Егор поприветствовал меня и взял под руку. Глухо проговорил: «Ну, как дела, коллега?» Я подумал, какой же я тебе коллега, но промолчал. Мы медленно вошли с ним в чулан из тесовой перегородки с нарами, именуемый комнатой. Так как стоять Егору было трудно, он сразу сел. Спрашивал меня, что видел в Новгороде. Слышна ли стрельба. Я ответил, что никакой стрельбы не слышал. Разговор плохо клеился. Егору нужна была большая помощь в питании, иначе, как говорили немцы, "капут".

Он это знал, но помощи ждать было неоткуда. Поэтому он в свои 40 лет полностью положился на судьбу и ждал ее решения.

Я не мог вынести его жалкого вида и в то же время чего-то неуловимо притягивающего. У меня впервые в лагере появилась своя буханка хлеба, которую я мечтал пересушить на сухари на случай побега. Хотел и сам есть, но отдал ее Егору. Он поблагодарил меня и сказал, что в долгу не останется. С той самой буханки я над Егором взял шефство. Носил ему куски и крошки хлеба, остатки супа. Все это действовало на укрепление его подорванного организма. У него, как говорил врач Иван Иванович, суставной ревматизм и декомпенсированный порок сердца.

Егор говорил, что он заболел от нервного потрясения. В августе 1941 года на его глазах погибла вся его семья в вагоне при бомбежке: жена, дочь и два сына-подростка. Он говорил, что до самой могилы не сгладятся из его сознания эти тяжелые минуты, этого он никогда не забудет и никогда не простит. Я часто садился рядом с ним и сочувствовал его непоправимому горю.

Мы с Яшкой везде успевали, так как почти все время были на глазах коменданта Кельбаха. Стали чуть ли не постоянными грузчиками у знакомого шофера, великана, добродушного толстяка. Немцы звали его месье, военнопленные – французом. Во время поездок в Новгород и Шимск при встречах с испанцами он говорил по-испански, с итальянцами – по-итальянски, с финнами – по-фински. Знал в совершенстве немецкий, английский, французский. Говорил на литовском, латышском. Это был человек-универсал в языках. По специальности всего лишь шофер.

Частые поездки вместе нас сблизили. В кабине мы друг друга не стеснялись, он занимал своей обширной комплекцией три четверти кабины. Мне хватало одной четверти. Ездил он в неудобном согнутом положении, так как кабина полуторки ему была мала. Шофер из него был неважный, водил машину он плохо, при малейшем отказе мотора терялся и просил помощи у шоферов-немцев. Автомашины он совсем не знал, поэтому небольшие неисправности устранить не мог. Для поездок в Новгород брали трех грузчиков и немца-конвоира. В кабину автомашины он сажал, если не ехали случайные немцы, только меня. В каждой поездке он рассказывал о себе, о скитаниях почти по всему земному шару в течение четверти века. Он знал капиталистический мир во всех странах, где ему приходилось быть, и ненавидел праздных, беззаботных гуляк и повес.

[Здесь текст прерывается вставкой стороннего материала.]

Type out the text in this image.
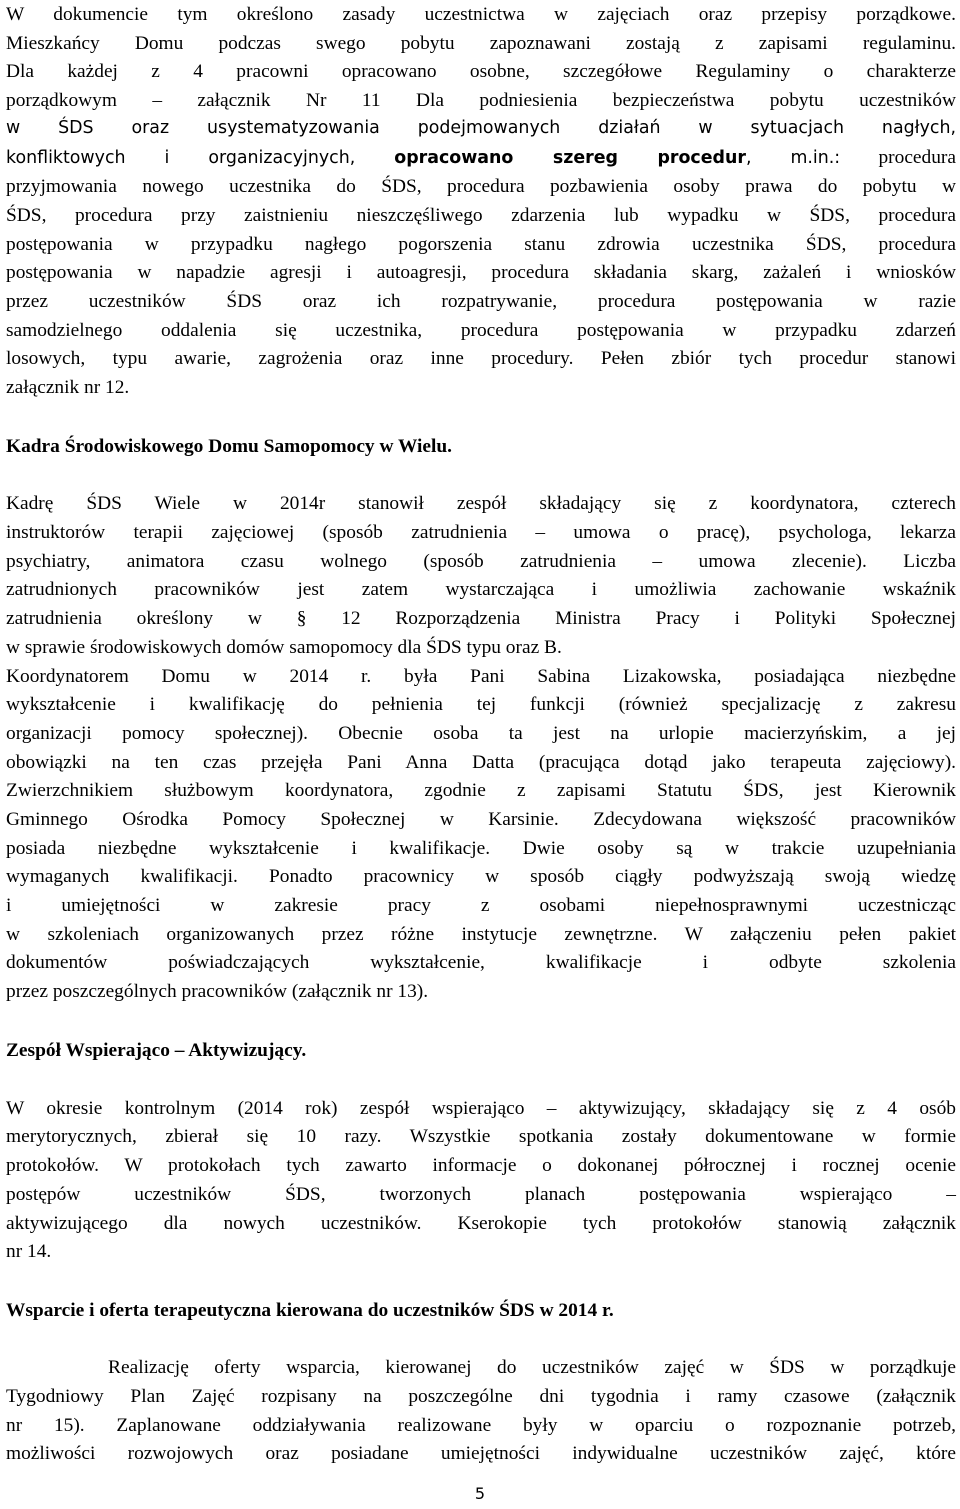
W dokumencie tym określono zasady uczestnictwa w zajęciach oraz przepisy porządkowe.
Mieszkańcy Domu podczas swego pobytu zapoznawani zostają z zapisami regulaminu.
Dla każdej z 4 pracowni opracowano osobne, szczegółowe Regulaminy o charakterze
porządkowym – załącznik Nr 11 Dla podniesienia bezpieczeństwa pobytu uczestników
w ŚDS oraz usystematyzowania podejmowanych działań w sytuacjach nagłych,
konfliktowych i organizacyjnych, opracowano szereg procedur, m.in.: procedura
przyjmowania nowego uczestnika do ŚDS, procedura pozbawienia osoby prawa do pobytu w
ŚDS, procedura przy zaistnieniu nieszczęśliwego zdarzenia lub wypadku w ŚDS, procedura
postępowania w przypadku nagłego pogorszenia stanu zdrowia uczestnika ŚDS, procedura
postępowania w napadzie agresji i autoagresji, procedura składania skarg, zażaleń i wniosków
przez uczestników ŚDS oraz ich rozpatrywanie, procedura postępowania w razie
samodzielnego oddalenia się uczestnika, procedura postępowania w przypadku zdarzeń
losowych, typu awarie, zagrożenia oraz inne procedury. Pełen zbiór tych procedur stanowi
załącznik nr 12.
Kadra Środowiskowego Domu Samopomocy w Wielu.
Kadrę ŚDS Wiele w 2014r stanowił zespół składający się z koordynatora, czterech
instruktorów terapii zajęciowej (sposób zatrudnienia – umowa o pracę), psychologa, lekarza
psychiatry, animatora czasu wolnego (sposób zatrudnienia – umowa zlecenie). Liczba
zatrudnionych pracowników jest zatem wystarczająca i umożliwia zachowanie wskaźnik
zatrudnienia określony w § 12 Rozporządzenia Ministra Pracy i Polityki Społecznej
w sprawie środowiskowych domów samopomocy dla ŚDS typu oraz B.
Koordynatorem Domu w 2014 r. była Pani Sabina Lizakowska, posiadająca niezbędne
wykształcenie i kwalifikację do pełnienia tej funkcji (również specjalizację z zakresu
organizacji pomocy społecznej). Obecnie osoba ta jest na urlopie macierzyńskim, a jej
obowiązki na ten czas przejęła Pani Anna Datta (pracująca dotąd jako terapeuta zajęciowy).
Zwierzchnikiem służbowym koordynatora, zgodnie z zapisami Statutu ŚDS, jest Kierownik
Gminnego Ośrodka Pomocy Społecznej w Karsinie. Zdecydowana większość pracowników
posiada niezbędne wykształcenie i kwalifikacje. Dwie osoby są w trakcie uzupełniania
wymaganych kwalifikacji. Ponadto pracownicy w sposób ciągły podwyższają swoją wiedzę
i umiejętności w zakresie pracy z osobami niepełnosprawnymi uczestnicząc
w szkoleniach organizowanych przez różne instytucje zewnętrzne. W załączeniu pełen pakiet
dokumentów poświadczających wykształcenie, kwalifikacje i odbyte szkolenia
przez poszczególnych pracowników (załącznik nr 13).
Zespół Wspierająco – Aktywizujący.
W okresie kontrolnym (2014 rok) zespół wspierająco – aktywizujący, składający się z 4 osób
merytorycznych, zbierał się 10 razy. Wszystkie spotkania zostały dokumentowane w formie
protokołów. W protokołach tych zawarto informacje o dokonanej półrocznej i rocznej ocenie
postępów uczestników ŚDS, tworzonych planach postępowania wspierająco –
aktywizującego dla nowych uczestników. Kserokopie tych protokołów stanowią załącznik
nr 14.
Wsparcie i oferta terapeutyczna kierowana do uczestników ŚDS w 2014 r.
Realizację oferty wsparcia, kierowanej do uczestników zajęć w ŚDS w porządkuje
Tygodniowy Plan Zajęć rozpisany na poszczególne dni tygodnia i ramy czasowe (załącznik
nr 15). Zaplanowane oddziaływania realizowane były w oparciu o rozpoznanie potrzeb,
możliwości rozwojowych oraz posiadane umiejętności indywidualne uczestników zajęć, które
5
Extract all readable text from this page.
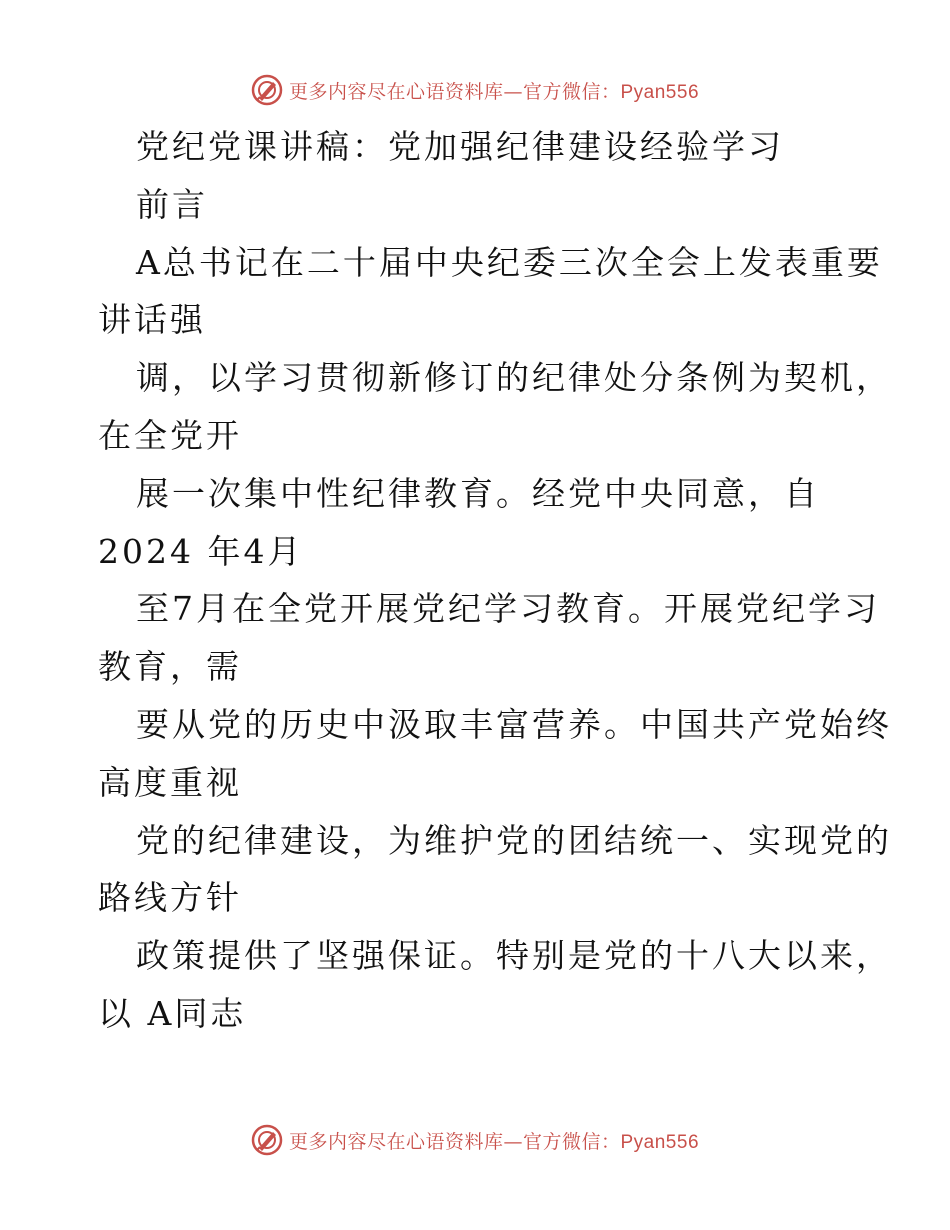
更多内容尽在心语资料库—官方微信：Pyan556
党纪党课讲稿：党加强纪律建设经验学习
前言
A总书记在二十届中央纪委三次全会上发表重要
讲话强
调，以学习贯彻新修订的纪律处分条例为契机，
在全党开
展一次集中性纪律教育。经党中央同意，自
2024 年4月
至7月在全党开展党纪学习教育。开展党纪学习
教育，需
要从党的历史中汲取丰富营养。中国共产党始终
高度重视
党的纪律建设，为维护党的团结统一、实现党的
路线方针
政策提供了坚强保证。特别是党的十八大以来，
以 A同志
更多内容尽在心语资料库—官方微信：Pyan556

Себя он относил к труженикам. Любил он Россию, ее народ по-своему, то есть как человек, лишенный права проживать на ее территории. Любовь его была в десять раз сильнее, чем любого из нас. Объехал он почти все страны мира. Родился в Тамбовской губернии. Сын крупного помещика. В 1916 году после окончания гимназии был зачислен в Петербургское юнкерское училище, а в 1917 году был эвакуирован вместе с училищем во Францию, как спаситель царской России. В Париже до 1920 года старательно готовили защитников русского Отечества. В 1920 году правительство Франции убедилось, что советская власть непоколебима, сильна, поэтому распустила все организации белогвардейцев, и Петя Мирошников, как он себя называл, 22-летним парнем с появившейся в Париже матерью с большим капиталом и двумя дядями-полковниками, протеже французского правительства, выхлопотал патент на торговлю во Франции. Они открыли три магазина в Париже и два в Милане и говорили, что дела в торговле быстро наладились. С аукциона был куплен небольшой завод, но в 1924 году подрастающая молодежь наложила запрет на все существовавшие льготы для русских эмигрантов. Торговля была ограничена, а затем запрещена. Завод, приносивший большую прибыль, заставили сдать государству с возмещением только страховой стоимости.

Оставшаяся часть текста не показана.